Artículo 260 de la Ley General de la Seguridad Social

Artículo 260. Normas específicas en materia de accidentes de trabajo y enfermedades profesionales.

1. Las mutuas colaboradoras con la Seguridad Social y, en su caso, las empresas responsables constituirán en la Tesorería General de la Seguridad Social, hasta el límite de su respectiva responsabilidad, el valor actual del capital coste de las pensiones que, con arreglo a esta ley, se causen por incapacidad permanente o muerte debidas a accidente de trabajo o enfermedad profesional. El Ministerio de Empleo y Seguridad Social aprobará las tablas de mortalidad y la tasa de interés aplicables para la determinación de los valores aludidos.
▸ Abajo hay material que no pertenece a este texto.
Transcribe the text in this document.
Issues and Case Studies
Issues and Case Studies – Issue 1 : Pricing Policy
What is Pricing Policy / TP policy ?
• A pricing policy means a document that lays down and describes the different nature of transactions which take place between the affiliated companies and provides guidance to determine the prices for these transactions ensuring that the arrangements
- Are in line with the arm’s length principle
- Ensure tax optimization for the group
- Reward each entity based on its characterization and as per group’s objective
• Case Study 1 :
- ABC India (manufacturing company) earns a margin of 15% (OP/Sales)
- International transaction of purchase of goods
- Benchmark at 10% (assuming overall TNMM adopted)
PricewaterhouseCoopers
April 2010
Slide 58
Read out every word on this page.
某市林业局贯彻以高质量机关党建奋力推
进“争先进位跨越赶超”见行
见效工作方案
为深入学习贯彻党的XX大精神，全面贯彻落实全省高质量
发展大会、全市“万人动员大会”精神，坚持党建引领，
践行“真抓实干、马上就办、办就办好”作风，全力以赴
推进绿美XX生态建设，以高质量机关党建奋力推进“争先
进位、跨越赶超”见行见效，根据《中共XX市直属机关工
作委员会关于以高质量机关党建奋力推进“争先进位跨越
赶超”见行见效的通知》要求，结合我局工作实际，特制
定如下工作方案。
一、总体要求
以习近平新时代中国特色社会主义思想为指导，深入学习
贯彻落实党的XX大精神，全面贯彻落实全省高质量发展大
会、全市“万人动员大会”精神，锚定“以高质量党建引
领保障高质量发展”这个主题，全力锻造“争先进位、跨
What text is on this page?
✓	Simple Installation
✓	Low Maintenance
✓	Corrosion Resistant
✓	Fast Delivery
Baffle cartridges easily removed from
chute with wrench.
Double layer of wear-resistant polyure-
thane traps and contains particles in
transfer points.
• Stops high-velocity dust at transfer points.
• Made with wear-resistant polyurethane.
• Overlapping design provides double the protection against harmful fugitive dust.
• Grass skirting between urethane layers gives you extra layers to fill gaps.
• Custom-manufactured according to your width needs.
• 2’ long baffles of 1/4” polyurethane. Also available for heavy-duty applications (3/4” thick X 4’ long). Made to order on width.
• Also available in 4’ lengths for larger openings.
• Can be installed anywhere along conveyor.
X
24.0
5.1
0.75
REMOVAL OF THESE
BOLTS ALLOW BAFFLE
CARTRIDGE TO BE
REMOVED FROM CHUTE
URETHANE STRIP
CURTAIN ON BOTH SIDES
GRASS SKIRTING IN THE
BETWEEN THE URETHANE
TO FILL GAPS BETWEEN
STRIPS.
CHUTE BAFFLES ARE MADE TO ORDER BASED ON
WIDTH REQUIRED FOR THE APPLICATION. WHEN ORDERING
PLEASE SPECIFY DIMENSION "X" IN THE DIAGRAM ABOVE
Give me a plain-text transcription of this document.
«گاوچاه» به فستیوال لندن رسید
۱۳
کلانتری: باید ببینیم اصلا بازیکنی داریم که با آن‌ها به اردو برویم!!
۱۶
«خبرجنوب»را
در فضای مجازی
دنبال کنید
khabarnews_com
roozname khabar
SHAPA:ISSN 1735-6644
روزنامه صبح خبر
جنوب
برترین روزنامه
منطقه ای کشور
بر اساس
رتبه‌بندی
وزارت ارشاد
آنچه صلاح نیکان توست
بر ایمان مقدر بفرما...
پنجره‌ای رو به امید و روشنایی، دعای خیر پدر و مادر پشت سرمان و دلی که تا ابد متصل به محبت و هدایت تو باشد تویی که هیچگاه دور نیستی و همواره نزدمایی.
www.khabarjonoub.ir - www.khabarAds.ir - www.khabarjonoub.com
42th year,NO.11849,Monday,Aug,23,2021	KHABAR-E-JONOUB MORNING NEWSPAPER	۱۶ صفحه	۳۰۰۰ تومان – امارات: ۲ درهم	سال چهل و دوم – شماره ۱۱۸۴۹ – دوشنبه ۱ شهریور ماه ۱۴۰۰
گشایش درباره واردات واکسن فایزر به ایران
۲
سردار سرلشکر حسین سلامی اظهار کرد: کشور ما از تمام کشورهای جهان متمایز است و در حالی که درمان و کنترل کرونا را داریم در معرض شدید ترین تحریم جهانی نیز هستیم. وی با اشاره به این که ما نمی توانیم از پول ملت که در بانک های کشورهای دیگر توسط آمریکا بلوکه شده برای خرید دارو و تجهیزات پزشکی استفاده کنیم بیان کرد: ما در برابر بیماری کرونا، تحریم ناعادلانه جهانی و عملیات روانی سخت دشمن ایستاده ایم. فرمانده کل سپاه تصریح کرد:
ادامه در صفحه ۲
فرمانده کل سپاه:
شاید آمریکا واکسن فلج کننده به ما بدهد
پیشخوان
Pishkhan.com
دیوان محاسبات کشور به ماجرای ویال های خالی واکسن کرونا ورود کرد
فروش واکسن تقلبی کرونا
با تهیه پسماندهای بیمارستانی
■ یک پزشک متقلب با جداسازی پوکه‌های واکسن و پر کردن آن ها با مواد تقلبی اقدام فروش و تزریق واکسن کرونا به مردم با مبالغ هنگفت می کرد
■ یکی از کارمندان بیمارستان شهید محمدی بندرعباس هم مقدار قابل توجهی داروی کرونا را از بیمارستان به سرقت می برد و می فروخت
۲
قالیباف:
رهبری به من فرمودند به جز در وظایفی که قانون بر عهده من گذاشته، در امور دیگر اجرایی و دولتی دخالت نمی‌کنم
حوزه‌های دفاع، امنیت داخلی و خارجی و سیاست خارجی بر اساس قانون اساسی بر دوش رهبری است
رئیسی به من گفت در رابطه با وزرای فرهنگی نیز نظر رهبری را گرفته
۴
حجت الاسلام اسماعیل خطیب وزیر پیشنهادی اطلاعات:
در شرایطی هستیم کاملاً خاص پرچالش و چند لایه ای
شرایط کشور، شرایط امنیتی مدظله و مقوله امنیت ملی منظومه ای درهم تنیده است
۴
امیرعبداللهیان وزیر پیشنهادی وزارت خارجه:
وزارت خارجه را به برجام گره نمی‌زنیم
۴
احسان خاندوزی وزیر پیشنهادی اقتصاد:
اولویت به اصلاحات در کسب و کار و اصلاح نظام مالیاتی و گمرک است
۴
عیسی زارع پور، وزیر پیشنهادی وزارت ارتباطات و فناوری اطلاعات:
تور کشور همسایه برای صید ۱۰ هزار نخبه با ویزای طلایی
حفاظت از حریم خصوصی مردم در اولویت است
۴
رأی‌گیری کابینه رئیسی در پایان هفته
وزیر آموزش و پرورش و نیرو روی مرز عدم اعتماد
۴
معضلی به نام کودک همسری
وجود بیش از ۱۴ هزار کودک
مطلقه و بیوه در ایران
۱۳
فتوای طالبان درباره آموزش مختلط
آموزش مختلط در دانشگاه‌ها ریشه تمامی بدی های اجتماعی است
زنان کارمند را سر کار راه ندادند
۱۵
2. En relación con la protección de accidentes de trabajo y enfermedades profesionales a que se refiere el presente artículo, el Ministerio de Empleo y Seguridad Social podrá establecer la obligación de las mutuas colaboradoras con la Seguridad Social de reasegurar en la Tesorería General de la Seguridad Social el porcentaje de los riesgos asumidos que se determine, sin que, en ningún caso, pueda ser inferior al 10 por ciento ni superior al 30 por ciento. A tales efectos, se incluirán en la protección por reaseguro obligatorio exclusivamente las prestaciones de carácter periódico derivadas de los riesgos de incapacidad permanente y muerte y supervivencia que asuman respecto de sus trabajadores protegidos, correspondiendo a dicho Servicio Común, como compensación, el porcentaje de las cuotas satisfechas por las empresas asociadas por tales contingencias que se determine por el Ministerio de Empleo y Seguridad Social. Dicho reaseguro no se extenderá a prestaciones que fueren anticipadas por las mutuas colaboradoras con la Seguridad Social, sin perjuicio de sus derechos tanto a repetir frente al empresario responsable de tales prestaciones como, en caso de declaración de insolvencia del empresario, a ser reintegradas en su totalidad por las entidades de la Seguridad Social en funciones de garantía.

En relación con el exceso de pérdidas, no reaseguradas de conformidad con el párrafo anterior, las mutuas constituirán los oportunos depósitos o concertarán, facultativamente, reaseguros complementarios de los anteriores en las condiciones que se establezcan.

El Ministerio Empleo y Seguridad Social podrá disponer la sustitución de las obligaciones que se establecen en el presente apartado por la aplicación de otro sistema de compensación de resultados de la gestión de la protección por accidentes de trabajo y enfermedades profesionales.

3. Las mutuas colaboradoras con la Seguridad Social o, en su caso, las empresas responsables de las prestaciones deberán ingresar en la Tesorería General de la Seguridad Social los capitales en la cuantía necesaria para constituir una renta cierta temporal durante veinticinco años, del 30 por ciento del salario de los trabajadores que mueran como consecuencia mediata o inmediata de accidente de trabajo o enfermedad profesional sin dejar ningún familiar con derecho a pensión.